The objective of this paper is to review the epidemiological impact, diagnostic issues and treatment options with AmpC producers.
AmpC enzymes encoded by resident chromosomal genes (cAmpCs) are produced by some species (e.g., Enterobacter spp., Citrobacter freundii, Serratia marcescens), while plasmid-encoded AmpCs (pAmpCs) can be encountered also in species that normally do not produce cAmpCs (e.g., Salmonella enterica, Proteus mirabilis, Klebsiella pneumoniae and Klebsiella oxytoca) or produce them at negligible levels (e.g., Escherichia coli). Production of AmpCs can be either inducible or constitutive, resulting in different resistance phenotypes.

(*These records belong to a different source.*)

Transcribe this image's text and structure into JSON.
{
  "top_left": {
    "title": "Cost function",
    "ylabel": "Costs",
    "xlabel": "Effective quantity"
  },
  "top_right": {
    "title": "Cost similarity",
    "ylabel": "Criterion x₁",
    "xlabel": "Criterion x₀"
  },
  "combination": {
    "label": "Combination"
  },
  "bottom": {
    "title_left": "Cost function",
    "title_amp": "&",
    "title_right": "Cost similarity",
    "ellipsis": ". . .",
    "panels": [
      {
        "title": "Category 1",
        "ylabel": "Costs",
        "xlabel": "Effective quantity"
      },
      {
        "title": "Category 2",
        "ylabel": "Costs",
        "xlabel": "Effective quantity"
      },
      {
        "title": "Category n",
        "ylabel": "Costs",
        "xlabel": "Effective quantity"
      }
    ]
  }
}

Strains producing cAmpCs in an inducible manner (e.g., Enterobacter spp.) usually appear susceptible to third-generation cephalosporins, which are poor inducers, but can easily yield mutants constitutively producing the enzyme which are resistant to these drugs (which are good substrates), resulting in treatment failures. pAmpCs are usually constitutively expressed. Production of pAmpCs is common in community-acquired infections, while cAmpC producers are mainly involved in healthcare-associated infections.
To date, there is no conclusive evidence about the most appropriate treatment for AmpC-producing Enterobacterales. Carbapenems are often the preferred option, especially for severe infections in which adequate source control is not achieved, but cefepime is also supported by substantial clinical evidences as an effective carbapenem-sparing option.